The election service is the basis of HA. Among multiple replicas of a partition, one is elected as the leader based on the election protocol. This type of election is carried out when the cluster restarts or when the previously elected leader fails. The election service depends on the clock consistency among the OBServer nodes in the cluster. The clock deviation among the OBServer nodes cannot exceed 200 ms. To ensure clock consistency, you must deploy Network Time Protocol (NTP) or another clock synchronization service on each OBServer node in the cluster. The election service adopts a priority mechanism to ensure that the optimal replica is elected as the leader. The priority mechanism also takes the specified primary zone and the status of OBServer nodes into consideration.
After the leader starts to provide services, user operations produce data modifications. All modifications are logged and synchronized to the followers. OceanBase Database uses the Multi-Paxos distributed consensus protocol for log synchronization. Based on the Multi-Paxos protocol, if the persistence of log data is completed on the majority of followers, the log data is retained even if a minority of replicas fail. Based on the multiple synchronous replicas, the Multi-Paxos protocol ensures no data loss or service interruption when a minority of OBServer nodes are down. The downtime of a minority of OBServer nodes is acceptable to the data written by users. When an OBServer node is down, the system can select a new replica as the leader to continue to provide database services.

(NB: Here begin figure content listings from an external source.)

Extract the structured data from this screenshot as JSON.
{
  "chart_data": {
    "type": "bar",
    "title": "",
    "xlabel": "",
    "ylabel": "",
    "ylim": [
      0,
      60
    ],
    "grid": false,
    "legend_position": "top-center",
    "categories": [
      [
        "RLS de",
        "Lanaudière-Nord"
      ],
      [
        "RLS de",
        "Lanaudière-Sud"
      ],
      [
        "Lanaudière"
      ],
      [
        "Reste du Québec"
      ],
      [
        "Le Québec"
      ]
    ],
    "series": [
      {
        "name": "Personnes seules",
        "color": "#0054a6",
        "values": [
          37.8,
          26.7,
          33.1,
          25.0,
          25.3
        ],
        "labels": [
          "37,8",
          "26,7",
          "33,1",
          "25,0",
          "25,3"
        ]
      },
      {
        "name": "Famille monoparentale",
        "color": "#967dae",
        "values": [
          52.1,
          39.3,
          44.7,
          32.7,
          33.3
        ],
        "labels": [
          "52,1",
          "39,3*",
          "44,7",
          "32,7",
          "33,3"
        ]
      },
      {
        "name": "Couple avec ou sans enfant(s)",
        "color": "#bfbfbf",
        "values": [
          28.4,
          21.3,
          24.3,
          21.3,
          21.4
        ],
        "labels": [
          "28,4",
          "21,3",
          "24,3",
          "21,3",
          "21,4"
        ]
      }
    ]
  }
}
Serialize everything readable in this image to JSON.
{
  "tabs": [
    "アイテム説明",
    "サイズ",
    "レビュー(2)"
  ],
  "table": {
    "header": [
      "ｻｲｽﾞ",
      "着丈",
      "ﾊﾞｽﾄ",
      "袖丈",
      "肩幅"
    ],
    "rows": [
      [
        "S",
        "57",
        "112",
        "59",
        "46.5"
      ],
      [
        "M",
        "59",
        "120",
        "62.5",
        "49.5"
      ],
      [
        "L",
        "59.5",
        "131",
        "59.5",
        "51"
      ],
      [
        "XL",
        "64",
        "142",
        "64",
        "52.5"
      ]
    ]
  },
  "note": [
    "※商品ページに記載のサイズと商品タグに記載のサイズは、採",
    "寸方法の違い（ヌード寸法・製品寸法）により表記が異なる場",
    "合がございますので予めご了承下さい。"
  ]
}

Global Timestamp Service (GTS) is activated for each OceanBase tenant. GTS provides a read snapshot version and a commit version for all transactions executed within a tenant to ensure that transactions are committed in order. When GTS is abnormal, transaction-related operations are affected. OceanBase Database ensures the reliability and availability of GTS in the same way as that for partition replicas. The GTS location for a tenant is determined by a special partition, which also has multiple replicas like other partitions. In this special partition, a leader is selected by using the election service, and the OBServer node where the leader is located also hosts GTS. If this OBServer node is down, the special partition selects another replica as the leader to provide services. In addition, GTS automatically switches over to the OBServer node where the new leader is located and continues to provide services.
The preceding content describes the key components that help ensure HA of OBServer nodes. ODP also requires HA to maintain its service performance. User requests are first forwarded to ODP. If ODP is abnormal, user requests cannot be properly processed. ODP also needs to handle OBServer node failures and perform failure tolerance operations.
Unlike a database cluster, ODP has no persistence state. ODP obtains the required database information by accessing the relevant database. Therefore, ODP failures do not cause data loss. ODP is also a cluster service consisting of multiple nodes. The specific ODP node used to execute user requests is subject to F5 or another load balancing component. If an ODP node is down, the corresponding load balancing component automatically removes the node to ensure that new requests are not forwarded to the node.
ODP monitors the database cluster status in real time. It obtains the cluster system table in real time to check the health status of each server and the real-time location of each partition. ODP also monitors the service status of OBServer nodes based on network connections. If ODP identifies an exception, ODP marks the corresponding OBServer node as failed and switches over the services.